Although you mentioned that base64 encoding is not necessary for cost reasons, there is no difference in the cost of API calls whether you use base64 encoding or pass a URL.
You can pass an image to the model via API using a URL, but in that case, you will need to host the image as a publicly accessible URL.
The costs associated with using the vision feature include:
- Whether the image is high-resolution,
- If high-resolution, the image resolution,
- The total tokens for the system message, user message, and the model’s response (assistant’s output) describing the image.

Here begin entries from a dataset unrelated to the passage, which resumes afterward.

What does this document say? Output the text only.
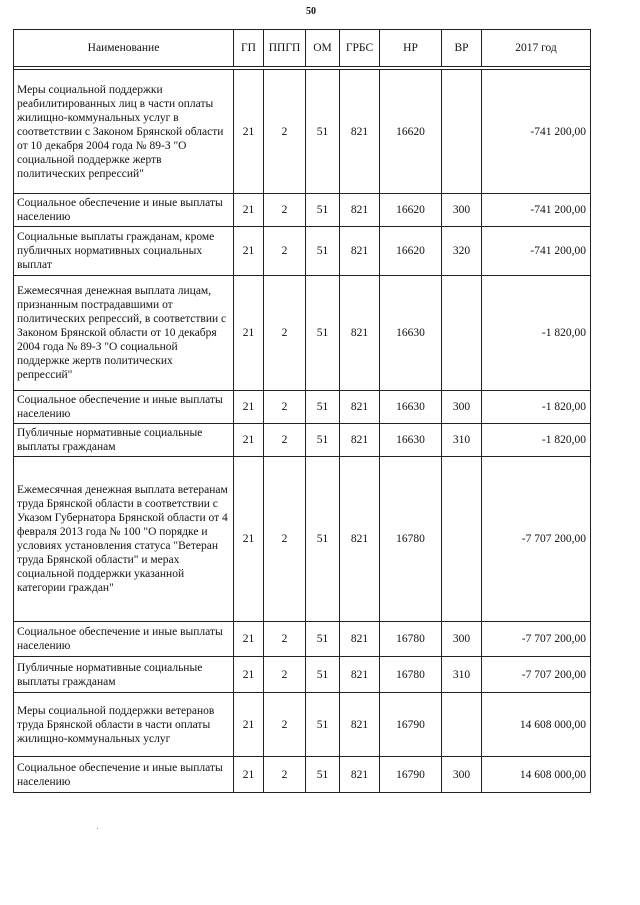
50
Наименование	ГП	ППГП	ОМ	ГРБС	НР	ВР	2017 год

Меры социальной поддержки реабилитированных лиц в части оплаты жилищно-коммунальных услуг в соответствии с Законом Брянской области от 10 декабря 2004 года № 89-З "О социальной поддержке жертв политических репрессий"	21	2	51	821	16620		-741 200,00
Социальное обеспечение и иные выплаты населению	21	2	51	821	16620	300	-741 200,00
Социальные выплаты гражданам, кроме публичных нормативных социальных выплат	21	2	51	821	16620	320	-741 200,00
Ежемесячная денежная выплата лицам, признанным пострадавшими от политических репрессий, в соответствии с Законом Брянской области от 10 декабря 2004 года № 89-З "О социальной поддержке жертв политических репрессий"	21	2	51	821	16630		-1 820,00
Социальное обеспечение и иные выплаты населению	21	2	51	821	16630	300	-1 820,00
Публичные нормативные социальные выплаты гражданам	21	2	51	821	16630	310	-1 820,00
Ежемесячная денежная выплата ветеранам труда Брянской области в соответствии с Указом Губернатора Брянской области от 4 февраля 2013 года № 100 "О порядке и условиях установления статуса "Ветеран труда Брянской области" и мерах социальной поддержки указанной категории граждан"	21	2	51	821	16780		-7 707 200,00
Социальное обеспечение и иные выплаты населению	21	2	51	821	16780	300	-7 707 200,00
Публичные нормативные социальные выплаты гражданам	21	2	51	821	16780	310	-7 707 200,00
Меры социальной поддержки ветеранов труда Брянской области в части оплаты жилищно-коммунальных услуг	21	2	51	821	16790		14 608 000,00
Социальное обеспечение и иные выплаты населению	21	2	51	821	16790	300	14 608 000,00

https://openai.com/api/pricing/
If there is no issue with hosting the image on a server just for the model to reference, and making it publicly accessible on the internet as a URL in terms of effort or security risks, that would be fine. However, if that poses a problem, perhaps consider using base64 encoding?
import base64
import requests
# OpenAI API Key
api_key = "YOUR_OPENAI_API_KEY"
# Function to encode the image
def encode_image(image_path):
with open(image_path, "rb") as image_file:
return base64.b64encode(image_file.read()).decode('utf-8')
# Path to your image
image_path = "path_to_your_image.jpg"
# Getting the base64 string
base64_image = encode_image(image_path)
headers = {
"Content-Type": "application/json",
"Authorization": f"Bearer {api_key}"
}
payload = {
"model": "gpt-4o",
"messages": [
{
"role": "user",
"content": [
{
"type": "text",
"text": "What’s in this image?"
},
{
"type": "image_url",
"image_url": {
"url": f"data:image/jpeg;base64,{base64_image}"
}
}
]
}
],
"max_tokens": 300
}
response = requests.post("https://api.openai.com/v1/chat/completions", headers=headers, json=payload)
print(response.json())
This is how you can pass an image to the model using base64 encoding. It is the same method used when attaching an image in the Playground.